Em reunião de aproximadamente duas horas, quase nada se ouviu sobre atos próprios e especiais da governança e, pior ainda, sobre medidas efetivas pertinentes à gravíssima crise da pandemia do coronavírus, que teria sido excelente oportunidade para o presidente se ocupar, de forma prioritária, para levar ao importante encontro ministerial ideias sobre estudos, estratégias e outros temas inerentes ao combate a essa praga que mexe e atanaza diretamente a vida dos brasileiros.
Não obstante, o presidente aproveitou o ensejo para tecer “importantes” considerações sobre a necessidade de armar os cidadãos, com a preocupação de se evitar o surgimento de ditaduras.
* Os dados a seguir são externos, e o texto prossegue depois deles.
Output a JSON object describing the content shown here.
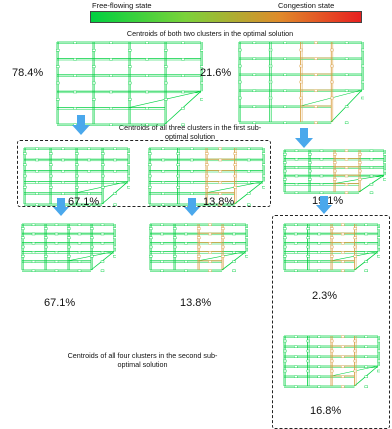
{
  "legend": {
    "left_label": "Free-flowing state",
    "right_label": "Congestion state",
    "colors": {
      "free": "#00d040",
      "congested": "#e82020"
    }
  },
  "captions": {
    "optimal": "Centroids of both two clusters  in the optimal solution",
    "first_suboptimal": "Centroids of all three clusters in the first sub-optimal solution",
    "second_suboptimal": "Centroids of all four clusters in the second sub-optimal solution"
  },
  "panels": {
    "opt_a": "78.4%",
    "opt_b": "21.6%",
    "s1_a": "67.1%",
    "s1_b": "13.8%",
    "s1_c": "19.1%",
    "s2_a": "67.1%",
    "s2_b": "13.8%",
    "s2_c": "2.3%",
    "s2_d": "16.8%"
  }
}
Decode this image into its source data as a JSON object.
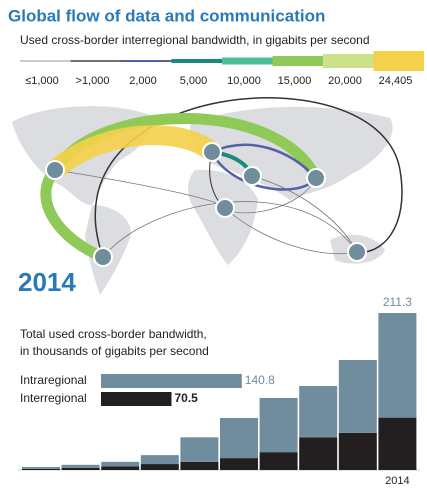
{
  "header": {
    "title": "Global flow of data and communication",
    "subtitle": "Used cross-border interregional bandwidth, in gigabits per second"
  },
  "flow_legend": {
    "labels": [
      "≤1,000",
      ">1,000",
      "2,000",
      "5,000",
      "10,000",
      "15,000",
      "20,000",
      "24,405"
    ],
    "colors": [
      "#9a9a9a",
      "#444444",
      "#5560a8",
      "#178a7c",
      "#4cbf9a",
      "#8fc957",
      "#cde08a",
      "#f5d04a"
    ]
  },
  "year": "2014",
  "chart_data": {
    "type": "bar",
    "stacked": true,
    "title": "Total used cross-border bandwidth,",
    "subtitle": "in thousands of gigabits per second",
    "categories": [
      null,
      null,
      null,
      null,
      null,
      null,
      null,
      null,
      null,
      "2014"
    ],
    "series": [
      {
        "name": "Interregional",
        "color": "#231f20",
        "values": [
          1.5,
          3,
          5,
          8,
          11,
          16,
          24,
          44,
          50,
          70.5
        ],
        "legend_value": 70.5
      },
      {
        "name": "Intraregional",
        "color": "#6f8d9c",
        "values": [
          2.5,
          4,
          6,
          12,
          33,
          54,
          73,
          69,
          98,
          140.8
        ],
        "legend_value": 140.8
      }
    ],
    "total": 211.3
  }
}
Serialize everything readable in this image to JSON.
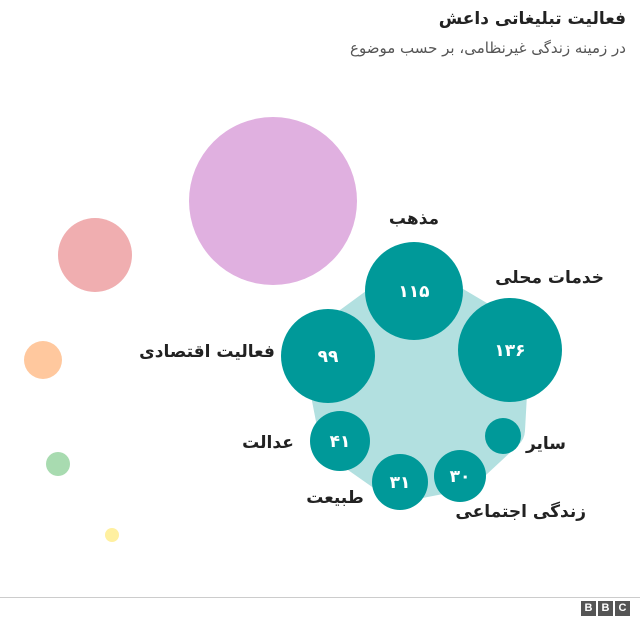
{
  "header": {
    "title": "فعالیت تبلیغاتی داعش",
    "subtitle": "در زمینه زندگی غیرنظامی، بر حسب موضوع"
  },
  "brand": {
    "letters": [
      "B",
      "B",
      "C"
    ]
  },
  "chart_data": {
    "type": "bubble",
    "title": "فعالیت تبلیغاتی داعش",
    "subtitle": "در زمینه زندگی غیرنظامی، بر حسب موضوع",
    "groups": [
      {
        "color": "#e0b0e0"
      },
      {
        "color": "#f0aeb0"
      },
      {
        "color": "#ffc89e"
      },
      {
        "color": "#a8dbb0"
      },
      {
        "color": "#fff0a0"
      },
      {
        "color": "#b2e0e0"
      }
    ],
    "series": [
      {
        "name": "مذهب",
        "label": "۱۱۵",
        "value": 115
      },
      {
        "name": "خدمات محلی",
        "label": "۱۳۶",
        "value": 136
      },
      {
        "name": "سایر",
        "label": "",
        "value": null
      },
      {
        "name": "زندگی اجتماعی",
        "label": "۳۰",
        "value": 30
      },
      {
        "name": "طبیعت",
        "label": "۳۱",
        "value": 31
      },
      {
        "name": "عدالت",
        "label": "۴۱",
        "value": 41
      },
      {
        "name": "فعالیت اقتصادی",
        "label": "۹۹",
        "value": 99
      }
    ],
    "colors": {
      "series": "#009999",
      "label_text": "#ffffff",
      "name_text": "#222222"
    }
  }
}
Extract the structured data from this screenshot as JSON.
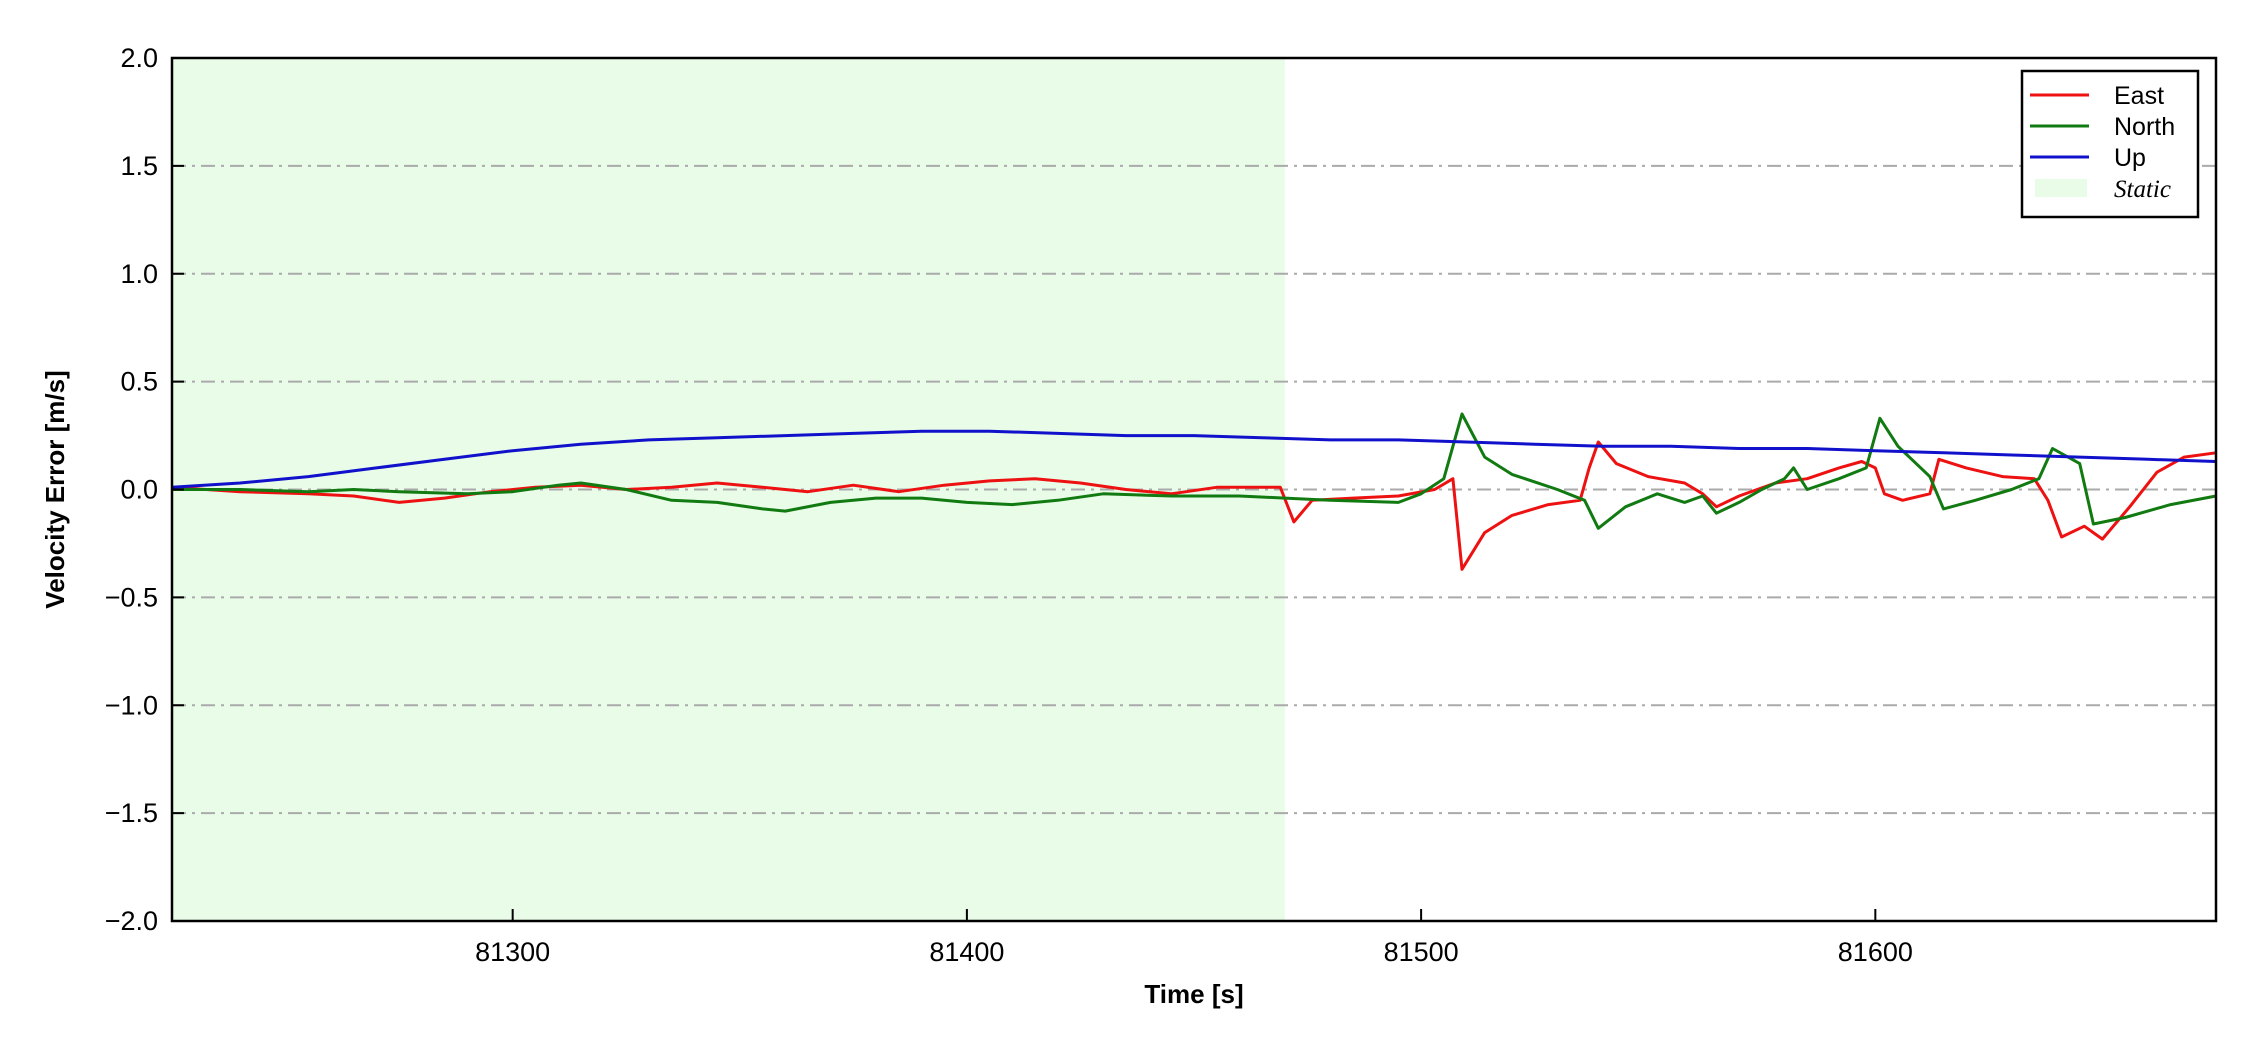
{
  "chart_data": {
    "type": "line",
    "title": "",
    "xlabel": "Time [s]",
    "ylabel": "Velocity Error [m/s]",
    "xlim": [
      81225,
      81675
    ],
    "ylim": [
      -2.0,
      2.0
    ],
    "xticks": [
      81300,
      81400,
      81500,
      81600
    ],
    "xtick_labels": [
      "81300",
      "81400",
      "81500",
      "81600"
    ],
    "yticks": [
      -2.0,
      -1.5,
      -1.0,
      -0.5,
      0.0,
      0.5,
      1.0,
      1.5,
      2.0
    ],
    "ytick_labels": [
      "−2.0",
      "−1.5",
      "−1.0",
      "−0.5",
      "0.0",
      "0.5",
      "1.0",
      "1.5",
      "2.0"
    ],
    "grid": "horizontal dash-dot",
    "legend_position": "top-right",
    "static_region": {
      "name": "Static",
      "x_start": 81225,
      "x_end": 81470,
      "color": "#e8fce8"
    },
    "series": [
      {
        "name": "East",
        "color": "#ee1111",
        "points": [
          [
            81225,
            0.01
          ],
          [
            81240,
            -0.01
          ],
          [
            81255,
            -0.02
          ],
          [
            81265,
            -0.03
          ],
          [
            81275,
            -0.06
          ],
          [
            81285,
            -0.04
          ],
          [
            81295,
            -0.01
          ],
          [
            81305,
            0.01
          ],
          [
            81315,
            0.02
          ],
          [
            81325,
            0.0
          ],
          [
            81335,
            0.01
          ],
          [
            81345,
            0.03
          ],
          [
            81355,
            0.01
          ],
          [
            81365,
            -0.01
          ],
          [
            81375,
            0.02
          ],
          [
            81385,
            -0.01
          ],
          [
            81395,
            0.02
          ],
          [
            81405,
            0.04
          ],
          [
            81415,
            0.05
          ],
          [
            81425,
            0.03
          ],
          [
            81435,
            0.0
          ],
          [
            81445,
            -0.02
          ],
          [
            81455,
            0.01
          ],
          [
            81465,
            0.01
          ],
          [
            81469,
            0.01
          ],
          [
            81472,
            -0.15
          ],
          [
            81476,
            -0.05
          ],
          [
            81485,
            -0.04
          ],
          [
            81495,
            -0.03
          ],
          [
            81503,
            0.0
          ],
          [
            81507,
            0.05
          ],
          [
            81509,
            -0.37
          ],
          [
            81514,
            -0.2
          ],
          [
            81520,
            -0.12
          ],
          [
            81528,
            -0.07
          ],
          [
            81535,
            -0.05
          ],
          [
            81537,
            0.1
          ],
          [
            81539,
            0.22
          ],
          [
            81543,
            0.12
          ],
          [
            81550,
            0.06
          ],
          [
            81558,
            0.03
          ],
          [
            81562,
            -0.02
          ],
          [
            81565,
            -0.08
          ],
          [
            81570,
            -0.03
          ],
          [
            81578,
            0.03
          ],
          [
            81585,
            0.05
          ],
          [
            81592,
            0.1
          ],
          [
            81597,
            0.13
          ],
          [
            81600,
            0.1
          ],
          [
            81602,
            -0.02
          ],
          [
            81606,
            -0.05
          ],
          [
            81612,
            -0.02
          ],
          [
            81614,
            0.14
          ],
          [
            81620,
            0.1
          ],
          [
            81628,
            0.06
          ],
          [
            81635,
            0.05
          ],
          [
            81638,
            -0.05
          ],
          [
            81641,
            -0.22
          ],
          [
            81646,
            -0.17
          ],
          [
            81650,
            -0.23
          ],
          [
            81656,
            -0.08
          ],
          [
            81662,
            0.08
          ],
          [
            81668,
            0.15
          ],
          [
            81675,
            0.17
          ]
        ]
      },
      {
        "name": "North",
        "color": "#117a11",
        "points": [
          [
            81225,
            0.0
          ],
          [
            81240,
            0.0
          ],
          [
            81255,
            -0.01
          ],
          [
            81265,
            0.0
          ],
          [
            81275,
            -0.01
          ],
          [
            81290,
            -0.02
          ],
          [
            81300,
            -0.01
          ],
          [
            81310,
            0.02
          ],
          [
            81315,
            0.03
          ],
          [
            81325,
            0.0
          ],
          [
            81335,
            -0.05
          ],
          [
            81345,
            -0.06
          ],
          [
            81355,
            -0.09
          ],
          [
            81360,
            -0.1
          ],
          [
            81370,
            -0.06
          ],
          [
            81380,
            -0.04
          ],
          [
            81390,
            -0.04
          ],
          [
            81400,
            -0.06
          ],
          [
            81410,
            -0.07
          ],
          [
            81420,
            -0.05
          ],
          [
            81430,
            -0.02
          ],
          [
            81445,
            -0.03
          ],
          [
            81460,
            -0.03
          ],
          [
            81470,
            -0.04
          ],
          [
            81480,
            -0.05
          ],
          [
            81495,
            -0.06
          ],
          [
            81500,
            -0.02
          ],
          [
            81505,
            0.05
          ],
          [
            81509,
            0.35
          ],
          [
            81514,
            0.15
          ],
          [
            81520,
            0.07
          ],
          [
            81530,
            0.0
          ],
          [
            81536,
            -0.05
          ],
          [
            81539,
            -0.18
          ],
          [
            81545,
            -0.08
          ],
          [
            81552,
            -0.02
          ],
          [
            81558,
            -0.06
          ],
          [
            81562,
            -0.03
          ],
          [
            81565,
            -0.11
          ],
          [
            81570,
            -0.06
          ],
          [
            81575,
            0.0
          ],
          [
            81580,
            0.05
          ],
          [
            81582,
            0.1
          ],
          [
            81585,
            0.0
          ],
          [
            81592,
            0.05
          ],
          [
            81598,
            0.1
          ],
          [
            81601,
            0.33
          ],
          [
            81605,
            0.2
          ],
          [
            81612,
            0.06
          ],
          [
            81615,
            -0.09
          ],
          [
            81622,
            -0.05
          ],
          [
            81630,
            0.0
          ],
          [
            81636,
            0.05
          ],
          [
            81639,
            0.19
          ],
          [
            81645,
            0.12
          ],
          [
            81648,
            -0.16
          ],
          [
            81655,
            -0.13
          ],
          [
            81665,
            -0.07
          ],
          [
            81675,
            -0.03
          ]
        ]
      },
      {
        "name": "Up",
        "color": "#1111cc",
        "points": [
          [
            81225,
            0.01
          ],
          [
            81240,
            0.03
          ],
          [
            81255,
            0.06
          ],
          [
            81270,
            0.1
          ],
          [
            81285,
            0.14
          ],
          [
            81300,
            0.18
          ],
          [
            81315,
            0.21
          ],
          [
            81330,
            0.23
          ],
          [
            81345,
            0.24
          ],
          [
            81360,
            0.25
          ],
          [
            81375,
            0.26
          ],
          [
            81390,
            0.27
          ],
          [
            81405,
            0.27
          ],
          [
            81420,
            0.26
          ],
          [
            81435,
            0.25
          ],
          [
            81450,
            0.25
          ],
          [
            81465,
            0.24
          ],
          [
            81480,
            0.23
          ],
          [
            81495,
            0.23
          ],
          [
            81510,
            0.22
          ],
          [
            81525,
            0.21
          ],
          [
            81540,
            0.2
          ],
          [
            81555,
            0.2
          ],
          [
            81570,
            0.19
          ],
          [
            81585,
            0.19
          ],
          [
            81600,
            0.18
          ],
          [
            81615,
            0.17
          ],
          [
            81630,
            0.16
          ],
          [
            81645,
            0.15
          ],
          [
            81660,
            0.14
          ],
          [
            81675,
            0.13
          ]
        ]
      }
    ]
  }
}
Também, diante da relevância dos assuntos discutido na reunião, o nobre ministro da Educação houve bem destilar seu ódio por Brasília, afirmando que aqui é a terra de bandidos e corruptos, e ainda achou interessante e ideal o momento para dizer a sua vontade de mandar para a cadeia os “bandidos do STF”, tudo em ambiente onde não faltou quem pretendesse processar e prender governadores e prefeitos que recomendam o isolamento social, mostrando, com esse sentimento, desprezo à vida humana, visto que o confinamento é forma desejável de se evitar contágio dom o coronavírus.
Enfim, a reunião de abril de 2020, carregada de nuvens cinzentas, como visto, certamente ficará marcada nos anais da história brasileira como o dia em que os cabeças pensantes da República aproveitaram-na para demonstrar a parte folclórica da gestão pública, onde se viu um pouco de muitos palavrões, acusações, ameaças, enquanto a grave crise da pandemia do coronavírus se alastrava com força e impiedosamente sobre a população, mas nenhuma medida foi apresentada nem discutida, no encontro, acerca do seu efetivo combate, o que bem demonstra o completo desinteresse na solução dessa tragédia por parte das autoridades governamentais.